Changing diets in a developing China are forcing the New Zealand government to rethink its infrastructure investment, according to a report out Tuesday.
The first National Infrastructure Evidence Base, published by the National Infrastructure Unit, said the growth of China would be one of the key influences on the New Zealand economy, one of the four infrastructure drivers, including population, technology and resources.
"The projected rise in wealth, living standards and changing dietary tastes in China has implications for New Zealand in terms of our export commodities (e.g. dairy, meat, forestry) and our export services (e.g. tourism, education). A sustained increase in commodity demand will likely create a need for investment in our productive water infrastructure, freight networks and supporting infrastructure," said the report.

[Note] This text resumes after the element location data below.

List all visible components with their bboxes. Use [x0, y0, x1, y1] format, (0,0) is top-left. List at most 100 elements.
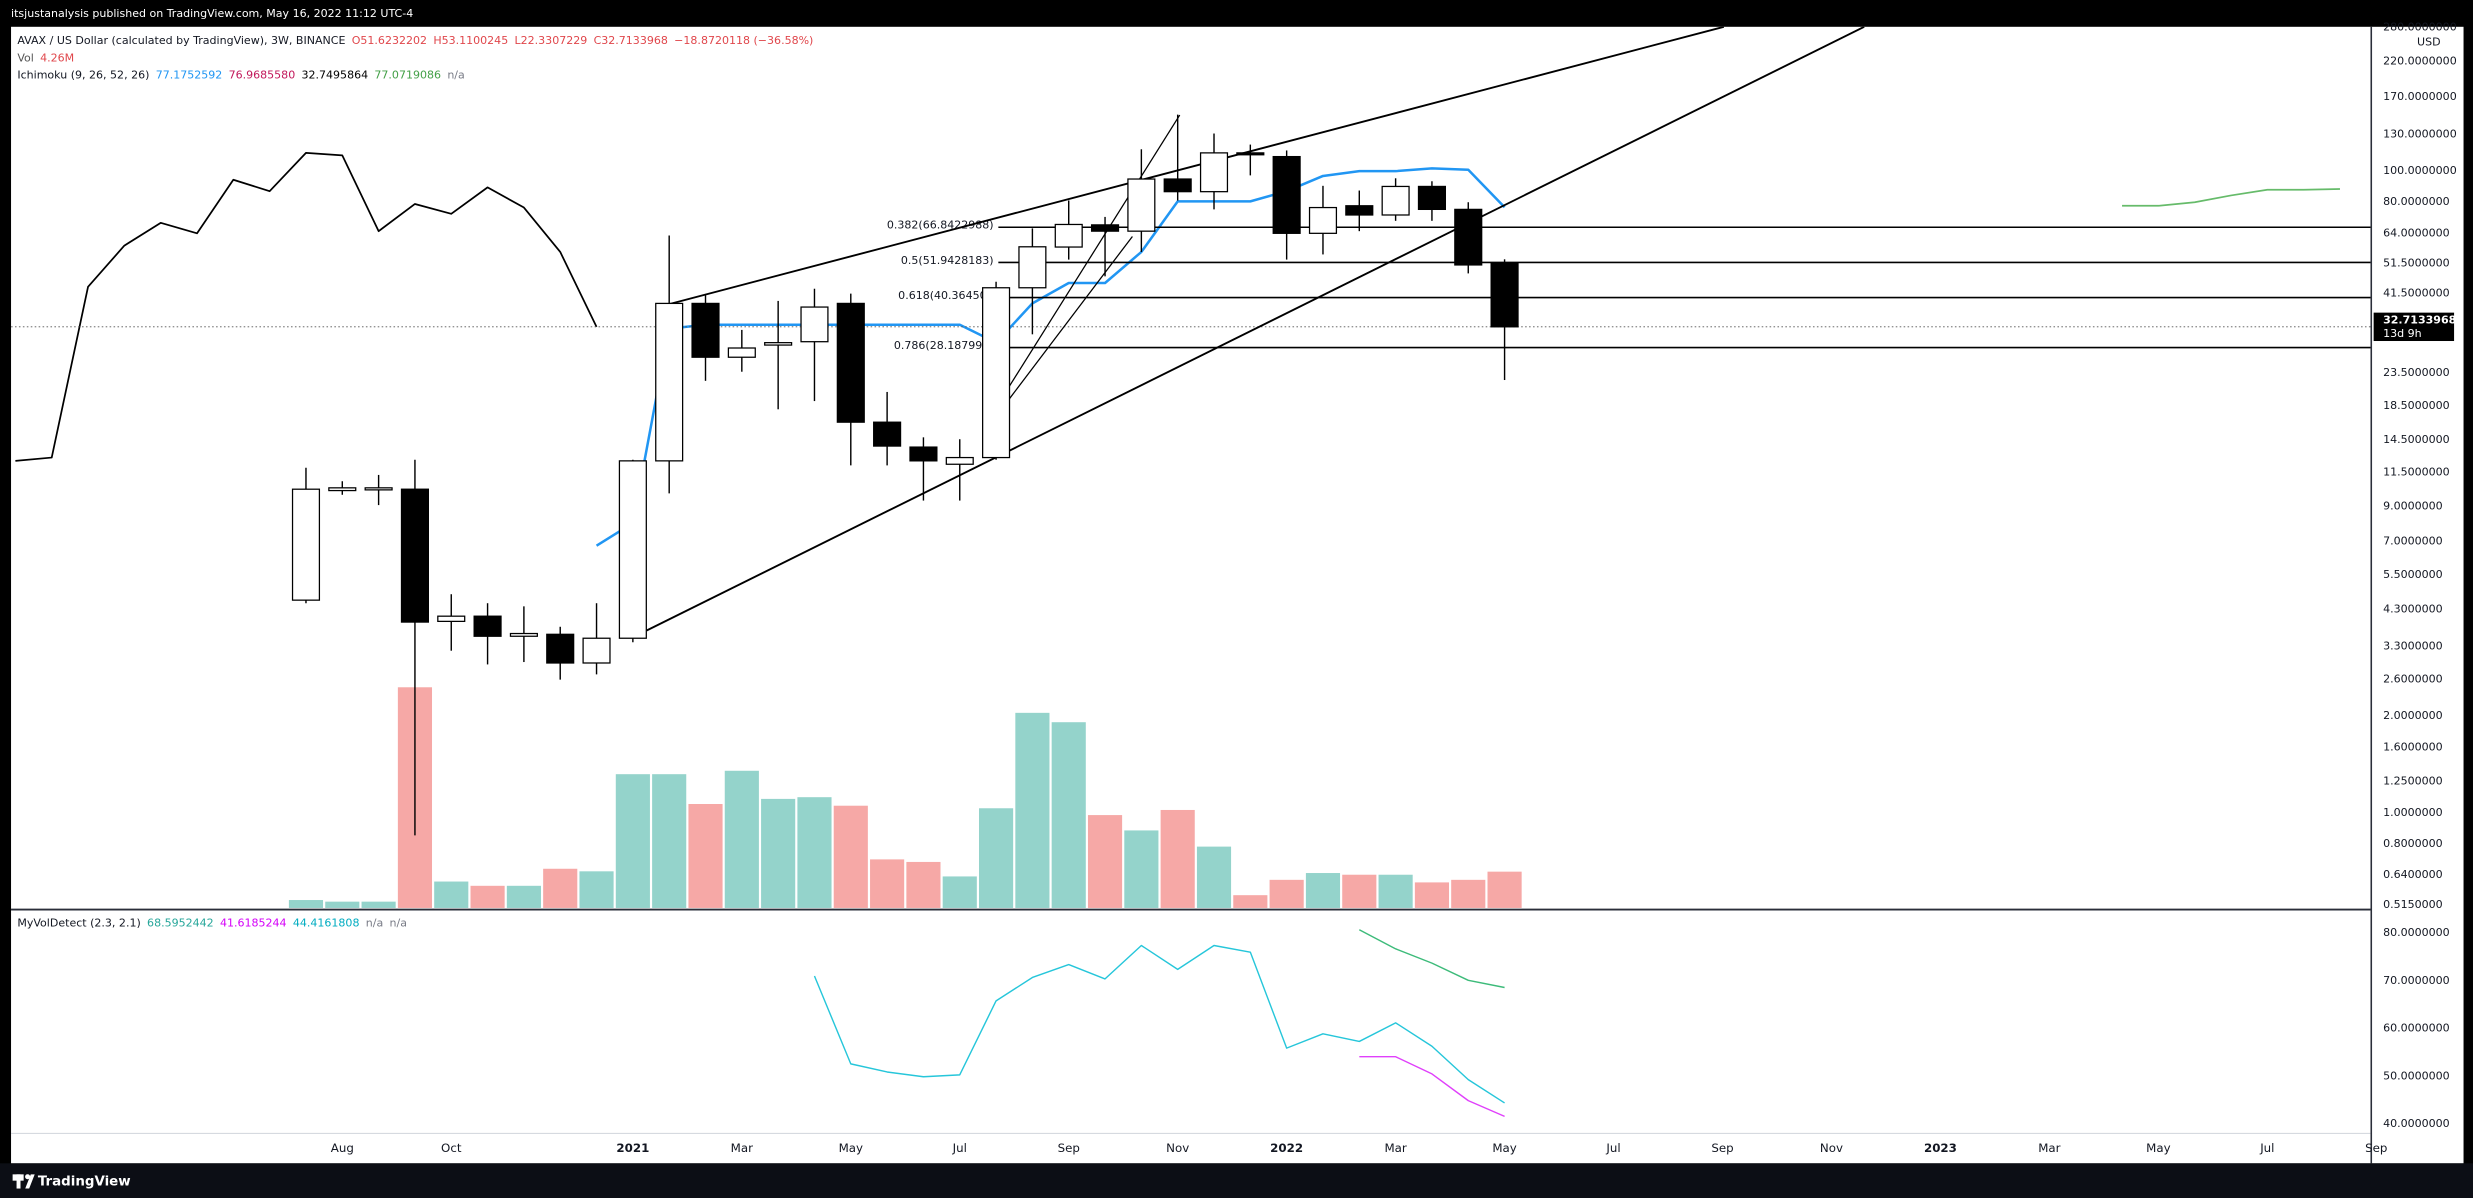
brand: TradingView: [38, 1174, 131, 1189]
brand-logo: [12, 1174, 35, 1189]
volume-bar: [906, 861, 941, 908]
legend-item: O51.6232202: [352, 34, 427, 47]
candle-body: [982, 287, 1011, 459]
volume-bar: [1160, 809, 1195, 908]
candle-body: [582, 637, 611, 664]
candle-body: [509, 632, 538, 637]
last-price-label: 32.7133968: [2383, 314, 2456, 327]
trendline: [1008, 114, 1181, 387]
candle-body: [1199, 152, 1229, 193]
candle-body: [655, 302, 684, 462]
volume-bar: [652, 774, 687, 908]
candle-body: [1308, 206, 1338, 234]
legend: MyVolDetect (2.3, 2.1) 68.5952442 41.61852…: [17, 917, 407, 930]
candle-body: [473, 615, 502, 637]
axes: 280.0000000 220.0000000 170.0000000 130.000…: [331, 21, 2457, 1155]
x-tick-label: Oct: [441, 1141, 462, 1155]
candle-body: [1236, 152, 1265, 156]
y-tick-label: 80.0000000: [2383, 926, 2450, 939]
drawings: [646, 26, 1865, 632]
y-tick-label: 51.5000000: [2383, 257, 2450, 270]
x-tick-label: May: [1492, 1141, 1516, 1155]
chart-background: [11, 26, 2464, 1164]
volume-bar: [1487, 871, 1522, 908]
publisher: itsjustanalysis published on TradingView…: [11, 7, 413, 20]
legend-item: 77.1752592: [156, 69, 223, 82]
y-tick-label: 3.3000000: [2383, 639, 2443, 652]
volume-bar: [761, 798, 796, 908]
legend-item: AVAX / US Dollar (calculated by TradingV…: [17, 34, 345, 47]
fib-label: 0.618(40.364501: [898, 289, 993, 302]
candle-body: [1381, 185, 1410, 216]
candle-body: [546, 633, 575, 664]
legend-item: MyVolDetect (2.3, 2.1): [17, 917, 140, 930]
volume-bar: [1124, 830, 1159, 908]
legend-item: 44.4161808: [293, 917, 360, 930]
volume-bar: [579, 871, 614, 908]
indicator-layer: 0.382(66.8422988) 0.5(51.9428183) 0.618(40…: [11, 152, 2371, 547]
ichimoku-line: [595, 167, 1506, 547]
candle-body: [1090, 224, 1120, 232]
y-tick-label: 280.0000000: [2383, 21, 2457, 34]
legend-item: n/a: [390, 917, 407, 930]
y-tick-label: 4.3000000: [2383, 603, 2443, 616]
indicator-line: [813, 944, 1505, 1104]
candle-body: [1490, 262, 1519, 328]
oscillator-layer: [813, 929, 1505, 1118]
x-tick-label: Sep: [1058, 1141, 1080, 1155]
volume-bar: [942, 876, 977, 908]
y-tick-label: 70.0000000: [2383, 974, 2450, 987]
legend-item: 32.7495864: [302, 69, 369, 82]
x-tick-label: Mar: [2038, 1141, 2060, 1155]
volume-bar: [470, 885, 505, 908]
fib-label: 0.5(51.9428183): [901, 254, 994, 267]
x-tick-label: 2022: [1270, 1141, 1303, 1155]
y-tick-label: 14.5000000: [2383, 433, 2450, 446]
legend-item: n/a: [366, 917, 383, 930]
y-tick-label: 1.0000000: [2383, 806, 2443, 819]
y-tick-label: 1.2500000: [2383, 775, 2443, 788]
y-tick-label: 23.5000000: [2383, 366, 2450, 379]
footer-bar: [0, 1163, 2473, 1198]
x-tick-label: Jul: [2259, 1141, 2274, 1155]
candle-body: [727, 347, 756, 358]
candle-body: [1127, 178, 1156, 232]
trendline: [668, 26, 1725, 306]
candle-body: [909, 446, 938, 462]
legend-item: 68.5952442: [147, 917, 214, 930]
y-tick-label: 1.6000000: [2383, 740, 2443, 753]
legend-item: 4.26M: [40, 51, 74, 64]
volume-bar: [288, 900, 324, 908]
countdown: 13d 9h: [2383, 327, 2422, 340]
x-tick-label: Mar: [731, 1141, 753, 1155]
y-tick-label: 2.0000000: [2383, 709, 2443, 722]
volume-bar: [1414, 882, 1450, 908]
x-tick-label: Nov: [1166, 1141, 1189, 1155]
x-tick-label: 2021: [616, 1141, 649, 1155]
x-tick-label: Nov: [1820, 1141, 1843, 1155]
volume-bar: [1269, 879, 1304, 908]
volume-bar: [615, 774, 650, 908]
candle-body: [1454, 208, 1483, 266]
y-tick-label: 7.0000000: [2383, 535, 2443, 548]
candle-body: [836, 302, 865, 423]
volume-bar: [506, 885, 541, 908]
legend-item: Vol: [17, 51, 33, 64]
x-tick-label: Sep: [2365, 1141, 2387, 1155]
x-tick-label: Aug: [331, 1141, 354, 1155]
volume-bar: [434, 881, 469, 908]
candle-body: [1272, 155, 1301, 234]
legend-item: 41.6185244: [220, 917, 287, 930]
y-tick-label: 64.0000000: [2383, 226, 2450, 239]
volume-bar: [1015, 712, 1050, 908]
x-tick-label: May: [2146, 1141, 2170, 1155]
y-tick-label: 5.5000000: [2383, 568, 2443, 581]
y-tick-label: 60.0000000: [2383, 1022, 2450, 1035]
volume-bar: [1233, 895, 1268, 908]
y-tick-label: 41.5000000: [2383, 287, 2450, 300]
x-tick-label: Jul: [952, 1141, 967, 1155]
volume-bar: [724, 770, 759, 908]
candle-body: [691, 302, 720, 358]
trendline: [1008, 236, 1133, 400]
trendline: [646, 26, 1865, 632]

With the world economy still plagued by uncertainty in the aftermath of the Global Financial Crisis, little to no growth in Europe, a moderate recovery in the United States and mixed results in other advanced economies, "the degree to which the appetite for agricultural commodities is sustained will have a significant impact on New Zealand," it said.
Finance Minister Bill English said the report showed plenty of scope to use and manage more than 120 billion NZ dollars (100.22 billion U.S. dollars) worth of public infrastructure assets.
"We face a range of infrastructure challenges, including from technology and demographic changes. Therefore, our traditional ways of spending more and building more infrastructure will need to change if we are to meet those challenges," English said in a statement.